Friday, February 14, 2020

Forgotten Books: Rider From Nowhere - Joseph Chadwick



The first novels I read by Joseph Chadwick were Jim Hatfield novels in TEXAS RANGERS and Steve Reese novels in RANGE RIDERS, and I didn’t like any of them very much, didn’t feel like Chadwick had a good grasp on those well-established characters. However, in recent years I’ve read some of his stand-alone novellas in various Western pulps and enjoyed them a lot. So I didn’t hesitate to try RIDER FROM NOWHERE, a 1952 Gold Medal that’s the first stand-alone novel by Chadwick that I’ve read.

It starts out great. Ed Hazzard (good name) is a saddle tramp but once was the ramrod of a big ranch owned by an Eastern syndicate, before a cheating wife led to his downfall. When his horse dies under him and he’s set a-foot, he “borrows” a mount belonging to the great Espada ranch in New Mexico Territory, which is owned by ruthless cattle baron Matthew Kirby. Hazzard really does intend to work off the loan of the horse, but when he’s caught by some of the Espada cowboys, Kirby orders him tied to a wagon wheel and whipped (the aftermath of which you can see in the cover above, scanned from the copy I own and read). That’s Kirby’s beautiful redheaded daughter Flame on the cover, looking aghast at her father’s brutality.

Hazzard vows vengeance on Kirby and everybody else on Espada, of course, and for a while it looks like that’s what this book is going to be about. But then Chadwick cleverly brings in several other plot elements, including competing Spanish land grants, legal wrangling, hired gunslingers, several beautiful women, stampedes, and a prairie fire. Whew! Unlikely alliances are formed, good guys turn bad, bad guys turn good, and Chadwick juggles everything expertly, pacing out the plot twists with action scenes and nicely handled characterization.

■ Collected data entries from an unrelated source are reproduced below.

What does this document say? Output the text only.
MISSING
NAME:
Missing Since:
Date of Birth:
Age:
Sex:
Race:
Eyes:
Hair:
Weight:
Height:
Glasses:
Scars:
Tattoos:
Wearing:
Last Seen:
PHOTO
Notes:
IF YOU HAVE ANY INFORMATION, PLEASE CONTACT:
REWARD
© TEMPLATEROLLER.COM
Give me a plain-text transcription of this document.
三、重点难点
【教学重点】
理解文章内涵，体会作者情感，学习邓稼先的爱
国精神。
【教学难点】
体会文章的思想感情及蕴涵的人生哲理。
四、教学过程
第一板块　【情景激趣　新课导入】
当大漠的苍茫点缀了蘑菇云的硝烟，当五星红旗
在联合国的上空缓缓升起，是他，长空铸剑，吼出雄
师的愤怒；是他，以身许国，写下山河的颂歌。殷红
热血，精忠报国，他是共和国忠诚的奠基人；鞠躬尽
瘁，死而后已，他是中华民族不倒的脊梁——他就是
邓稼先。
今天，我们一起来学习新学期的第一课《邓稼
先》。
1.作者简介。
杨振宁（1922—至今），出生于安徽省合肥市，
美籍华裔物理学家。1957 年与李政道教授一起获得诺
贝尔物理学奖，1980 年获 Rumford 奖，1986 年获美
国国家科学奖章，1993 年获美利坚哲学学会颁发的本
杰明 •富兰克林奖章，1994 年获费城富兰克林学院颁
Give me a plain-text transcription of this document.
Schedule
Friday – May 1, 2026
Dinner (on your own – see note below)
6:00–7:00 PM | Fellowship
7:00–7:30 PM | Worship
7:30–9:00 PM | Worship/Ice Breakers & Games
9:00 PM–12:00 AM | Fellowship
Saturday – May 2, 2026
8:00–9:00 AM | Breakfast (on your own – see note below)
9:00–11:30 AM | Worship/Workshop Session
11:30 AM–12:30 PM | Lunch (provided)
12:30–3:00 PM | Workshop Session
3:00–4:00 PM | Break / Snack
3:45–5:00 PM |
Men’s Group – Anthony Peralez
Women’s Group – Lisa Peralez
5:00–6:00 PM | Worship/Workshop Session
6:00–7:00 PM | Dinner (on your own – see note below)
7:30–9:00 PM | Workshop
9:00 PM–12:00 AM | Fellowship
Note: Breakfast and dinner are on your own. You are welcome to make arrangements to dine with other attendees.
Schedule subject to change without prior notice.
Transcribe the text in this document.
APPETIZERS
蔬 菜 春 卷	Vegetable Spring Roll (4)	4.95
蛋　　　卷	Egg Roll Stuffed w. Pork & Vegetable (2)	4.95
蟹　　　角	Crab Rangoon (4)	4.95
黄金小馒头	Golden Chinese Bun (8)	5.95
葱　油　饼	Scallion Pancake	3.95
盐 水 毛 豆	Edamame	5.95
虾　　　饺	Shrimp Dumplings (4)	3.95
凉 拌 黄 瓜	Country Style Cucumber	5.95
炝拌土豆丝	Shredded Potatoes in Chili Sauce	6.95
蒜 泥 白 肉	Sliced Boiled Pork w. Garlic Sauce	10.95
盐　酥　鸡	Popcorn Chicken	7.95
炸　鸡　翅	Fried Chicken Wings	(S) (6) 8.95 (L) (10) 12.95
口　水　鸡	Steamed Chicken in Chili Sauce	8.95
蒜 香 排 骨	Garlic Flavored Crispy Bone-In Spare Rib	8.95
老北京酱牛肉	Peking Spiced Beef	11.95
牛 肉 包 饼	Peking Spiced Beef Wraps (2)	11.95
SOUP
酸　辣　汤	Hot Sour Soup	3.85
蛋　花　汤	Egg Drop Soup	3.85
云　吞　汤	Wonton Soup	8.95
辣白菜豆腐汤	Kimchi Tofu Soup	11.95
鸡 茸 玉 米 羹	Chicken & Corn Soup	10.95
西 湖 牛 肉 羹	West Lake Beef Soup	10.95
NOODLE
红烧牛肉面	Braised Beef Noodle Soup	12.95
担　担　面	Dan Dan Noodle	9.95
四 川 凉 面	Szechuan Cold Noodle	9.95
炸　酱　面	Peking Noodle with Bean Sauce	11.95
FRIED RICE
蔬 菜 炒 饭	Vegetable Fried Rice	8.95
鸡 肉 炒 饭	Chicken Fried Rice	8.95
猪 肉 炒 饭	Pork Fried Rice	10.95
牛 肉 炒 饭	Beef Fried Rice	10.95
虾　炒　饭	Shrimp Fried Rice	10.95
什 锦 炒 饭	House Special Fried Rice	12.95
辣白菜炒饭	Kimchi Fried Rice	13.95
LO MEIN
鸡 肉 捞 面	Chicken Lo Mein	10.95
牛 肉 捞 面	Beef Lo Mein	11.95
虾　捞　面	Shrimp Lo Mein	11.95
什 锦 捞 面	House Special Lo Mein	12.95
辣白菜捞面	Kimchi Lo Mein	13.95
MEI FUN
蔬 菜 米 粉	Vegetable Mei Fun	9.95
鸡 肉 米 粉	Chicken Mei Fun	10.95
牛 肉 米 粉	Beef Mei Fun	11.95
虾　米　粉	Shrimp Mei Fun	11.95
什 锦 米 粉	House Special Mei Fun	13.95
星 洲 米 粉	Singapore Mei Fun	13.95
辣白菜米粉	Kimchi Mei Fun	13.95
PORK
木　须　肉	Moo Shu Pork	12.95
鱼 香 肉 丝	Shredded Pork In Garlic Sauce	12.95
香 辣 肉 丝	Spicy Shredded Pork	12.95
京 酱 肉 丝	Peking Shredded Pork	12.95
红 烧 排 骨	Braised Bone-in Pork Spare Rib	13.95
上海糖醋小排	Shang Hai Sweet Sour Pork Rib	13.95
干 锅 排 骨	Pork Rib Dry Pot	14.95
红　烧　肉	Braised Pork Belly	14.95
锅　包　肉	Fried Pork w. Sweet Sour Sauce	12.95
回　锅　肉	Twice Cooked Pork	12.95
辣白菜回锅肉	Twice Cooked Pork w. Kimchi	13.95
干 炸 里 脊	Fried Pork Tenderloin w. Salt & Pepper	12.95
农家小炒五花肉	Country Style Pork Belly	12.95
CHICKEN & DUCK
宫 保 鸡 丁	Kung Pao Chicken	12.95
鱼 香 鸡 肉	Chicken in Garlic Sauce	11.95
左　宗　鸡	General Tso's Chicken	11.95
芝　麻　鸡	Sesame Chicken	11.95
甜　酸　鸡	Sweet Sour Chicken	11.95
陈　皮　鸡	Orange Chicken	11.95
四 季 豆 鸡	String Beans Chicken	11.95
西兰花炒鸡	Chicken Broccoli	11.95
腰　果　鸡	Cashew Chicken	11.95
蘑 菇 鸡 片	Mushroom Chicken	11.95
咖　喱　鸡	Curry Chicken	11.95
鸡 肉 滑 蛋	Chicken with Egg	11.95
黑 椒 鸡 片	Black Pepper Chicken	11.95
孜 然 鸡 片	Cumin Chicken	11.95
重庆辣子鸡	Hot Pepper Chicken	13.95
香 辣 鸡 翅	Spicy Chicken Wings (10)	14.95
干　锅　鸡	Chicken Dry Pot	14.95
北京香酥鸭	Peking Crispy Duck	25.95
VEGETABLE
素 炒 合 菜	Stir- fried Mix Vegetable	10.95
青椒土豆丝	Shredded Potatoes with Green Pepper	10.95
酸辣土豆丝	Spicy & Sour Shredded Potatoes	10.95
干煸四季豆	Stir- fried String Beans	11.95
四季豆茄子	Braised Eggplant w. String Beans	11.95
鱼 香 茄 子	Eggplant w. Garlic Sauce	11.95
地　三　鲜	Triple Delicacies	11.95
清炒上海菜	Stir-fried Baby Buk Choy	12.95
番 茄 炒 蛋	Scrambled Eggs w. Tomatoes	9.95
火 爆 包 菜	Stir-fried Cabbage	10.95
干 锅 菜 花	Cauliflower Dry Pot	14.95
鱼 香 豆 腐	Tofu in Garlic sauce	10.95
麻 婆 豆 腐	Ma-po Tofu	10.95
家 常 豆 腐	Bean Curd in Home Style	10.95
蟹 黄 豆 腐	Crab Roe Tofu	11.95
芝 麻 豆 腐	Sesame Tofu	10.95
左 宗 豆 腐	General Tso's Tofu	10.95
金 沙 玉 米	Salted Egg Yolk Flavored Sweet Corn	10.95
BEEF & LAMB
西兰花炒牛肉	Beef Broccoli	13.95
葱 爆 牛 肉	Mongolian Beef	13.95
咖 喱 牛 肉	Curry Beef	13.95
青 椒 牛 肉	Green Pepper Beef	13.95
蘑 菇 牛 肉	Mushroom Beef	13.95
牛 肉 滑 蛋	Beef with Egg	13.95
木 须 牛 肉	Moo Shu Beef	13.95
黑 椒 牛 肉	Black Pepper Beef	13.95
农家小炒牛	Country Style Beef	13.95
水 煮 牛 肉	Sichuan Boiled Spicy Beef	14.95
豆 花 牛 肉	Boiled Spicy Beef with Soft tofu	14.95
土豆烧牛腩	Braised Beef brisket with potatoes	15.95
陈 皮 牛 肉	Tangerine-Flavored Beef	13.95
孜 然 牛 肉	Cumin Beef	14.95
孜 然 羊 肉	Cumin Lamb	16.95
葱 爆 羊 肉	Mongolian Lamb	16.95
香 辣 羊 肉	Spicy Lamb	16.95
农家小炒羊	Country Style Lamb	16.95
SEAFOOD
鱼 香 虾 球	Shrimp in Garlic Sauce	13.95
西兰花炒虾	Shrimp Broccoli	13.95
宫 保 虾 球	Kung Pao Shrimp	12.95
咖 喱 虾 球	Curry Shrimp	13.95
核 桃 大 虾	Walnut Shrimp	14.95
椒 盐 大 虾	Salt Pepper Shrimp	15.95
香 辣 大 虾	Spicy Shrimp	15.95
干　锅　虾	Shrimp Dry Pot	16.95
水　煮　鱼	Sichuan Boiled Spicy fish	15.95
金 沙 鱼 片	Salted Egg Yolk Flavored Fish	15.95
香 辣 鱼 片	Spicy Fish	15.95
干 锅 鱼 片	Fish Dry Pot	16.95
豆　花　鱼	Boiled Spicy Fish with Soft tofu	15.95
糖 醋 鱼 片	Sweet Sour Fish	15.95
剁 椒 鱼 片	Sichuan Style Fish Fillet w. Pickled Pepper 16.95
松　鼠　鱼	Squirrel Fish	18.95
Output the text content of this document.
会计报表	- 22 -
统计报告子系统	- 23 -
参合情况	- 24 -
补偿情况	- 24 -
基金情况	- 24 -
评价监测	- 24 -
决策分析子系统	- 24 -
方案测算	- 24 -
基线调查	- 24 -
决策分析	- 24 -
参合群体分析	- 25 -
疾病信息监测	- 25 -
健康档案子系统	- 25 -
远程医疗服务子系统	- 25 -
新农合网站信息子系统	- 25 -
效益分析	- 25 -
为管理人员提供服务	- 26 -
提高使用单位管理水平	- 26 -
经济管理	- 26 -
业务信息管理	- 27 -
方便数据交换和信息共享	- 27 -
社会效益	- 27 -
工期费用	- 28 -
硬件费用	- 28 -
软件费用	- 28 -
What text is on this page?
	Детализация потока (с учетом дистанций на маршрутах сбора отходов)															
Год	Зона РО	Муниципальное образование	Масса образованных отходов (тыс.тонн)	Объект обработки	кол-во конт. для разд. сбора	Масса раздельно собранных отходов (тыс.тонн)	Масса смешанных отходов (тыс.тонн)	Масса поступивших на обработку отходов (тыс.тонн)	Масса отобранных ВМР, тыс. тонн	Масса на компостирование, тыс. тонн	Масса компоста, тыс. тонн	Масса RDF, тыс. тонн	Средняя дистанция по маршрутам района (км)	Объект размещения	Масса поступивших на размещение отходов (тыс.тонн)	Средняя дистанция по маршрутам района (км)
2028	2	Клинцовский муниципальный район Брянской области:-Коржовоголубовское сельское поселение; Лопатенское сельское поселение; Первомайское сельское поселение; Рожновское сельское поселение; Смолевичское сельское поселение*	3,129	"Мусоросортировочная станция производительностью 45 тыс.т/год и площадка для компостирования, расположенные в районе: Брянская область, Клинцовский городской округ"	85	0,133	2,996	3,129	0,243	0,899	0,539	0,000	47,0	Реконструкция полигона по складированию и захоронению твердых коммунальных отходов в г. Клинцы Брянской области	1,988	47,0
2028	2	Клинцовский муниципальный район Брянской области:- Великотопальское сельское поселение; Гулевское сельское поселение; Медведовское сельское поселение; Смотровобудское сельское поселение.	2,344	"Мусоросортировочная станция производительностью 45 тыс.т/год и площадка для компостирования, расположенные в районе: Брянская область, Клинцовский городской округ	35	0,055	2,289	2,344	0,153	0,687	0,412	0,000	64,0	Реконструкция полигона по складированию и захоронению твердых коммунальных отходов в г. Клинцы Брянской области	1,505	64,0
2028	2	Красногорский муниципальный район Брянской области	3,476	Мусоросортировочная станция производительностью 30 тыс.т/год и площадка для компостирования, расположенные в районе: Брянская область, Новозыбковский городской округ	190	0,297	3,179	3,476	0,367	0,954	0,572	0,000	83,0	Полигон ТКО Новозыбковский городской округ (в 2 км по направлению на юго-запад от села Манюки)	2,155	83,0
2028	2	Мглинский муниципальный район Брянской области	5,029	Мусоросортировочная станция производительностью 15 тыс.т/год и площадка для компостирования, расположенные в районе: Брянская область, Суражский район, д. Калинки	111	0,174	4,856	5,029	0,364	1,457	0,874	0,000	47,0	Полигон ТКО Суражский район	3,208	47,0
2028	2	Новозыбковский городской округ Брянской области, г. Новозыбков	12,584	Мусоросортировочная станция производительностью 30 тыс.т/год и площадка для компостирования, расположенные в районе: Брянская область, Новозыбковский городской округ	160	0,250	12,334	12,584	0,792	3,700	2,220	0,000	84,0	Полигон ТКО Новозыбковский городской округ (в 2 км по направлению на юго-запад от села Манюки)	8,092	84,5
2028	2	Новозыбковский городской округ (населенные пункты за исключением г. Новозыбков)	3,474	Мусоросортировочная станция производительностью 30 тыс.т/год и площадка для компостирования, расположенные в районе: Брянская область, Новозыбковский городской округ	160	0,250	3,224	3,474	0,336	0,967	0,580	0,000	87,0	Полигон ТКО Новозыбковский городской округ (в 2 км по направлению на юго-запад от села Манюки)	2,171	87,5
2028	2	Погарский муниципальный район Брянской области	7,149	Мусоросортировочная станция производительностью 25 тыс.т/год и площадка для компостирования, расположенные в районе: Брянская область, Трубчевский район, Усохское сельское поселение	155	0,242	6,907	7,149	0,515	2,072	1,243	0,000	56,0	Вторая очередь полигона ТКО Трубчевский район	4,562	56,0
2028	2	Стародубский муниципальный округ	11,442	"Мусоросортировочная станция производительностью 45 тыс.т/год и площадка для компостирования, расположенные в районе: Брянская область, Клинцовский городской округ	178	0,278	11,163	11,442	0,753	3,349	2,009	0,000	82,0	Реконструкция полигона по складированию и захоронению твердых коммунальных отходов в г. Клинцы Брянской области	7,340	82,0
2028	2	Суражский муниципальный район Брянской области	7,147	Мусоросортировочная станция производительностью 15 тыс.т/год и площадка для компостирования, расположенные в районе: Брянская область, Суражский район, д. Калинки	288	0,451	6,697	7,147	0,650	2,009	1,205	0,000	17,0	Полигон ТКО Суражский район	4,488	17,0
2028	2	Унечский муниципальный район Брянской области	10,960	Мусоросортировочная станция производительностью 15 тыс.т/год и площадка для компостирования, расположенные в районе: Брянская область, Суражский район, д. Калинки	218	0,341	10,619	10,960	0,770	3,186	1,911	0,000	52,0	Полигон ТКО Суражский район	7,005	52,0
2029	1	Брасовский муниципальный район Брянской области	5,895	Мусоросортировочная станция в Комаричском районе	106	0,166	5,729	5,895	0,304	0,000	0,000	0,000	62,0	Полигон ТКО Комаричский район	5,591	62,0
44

There’s nothing ground-breaking in RIDER FROM NOWHERE, but Chadwick does such a good job with the traditional elements that this is a very solid hardboiled Western novel. It’s maybe a little bit leisurely at times (it probably would have been better as a 160 page paperback, rather than a 190 page one), but I still enjoyed it a great deal. I have several more Westerns by Joseph Chadwick on my shelves, as well as some Ace Double mysteries he wrote under the name John Creighton, and I look forward to reading them.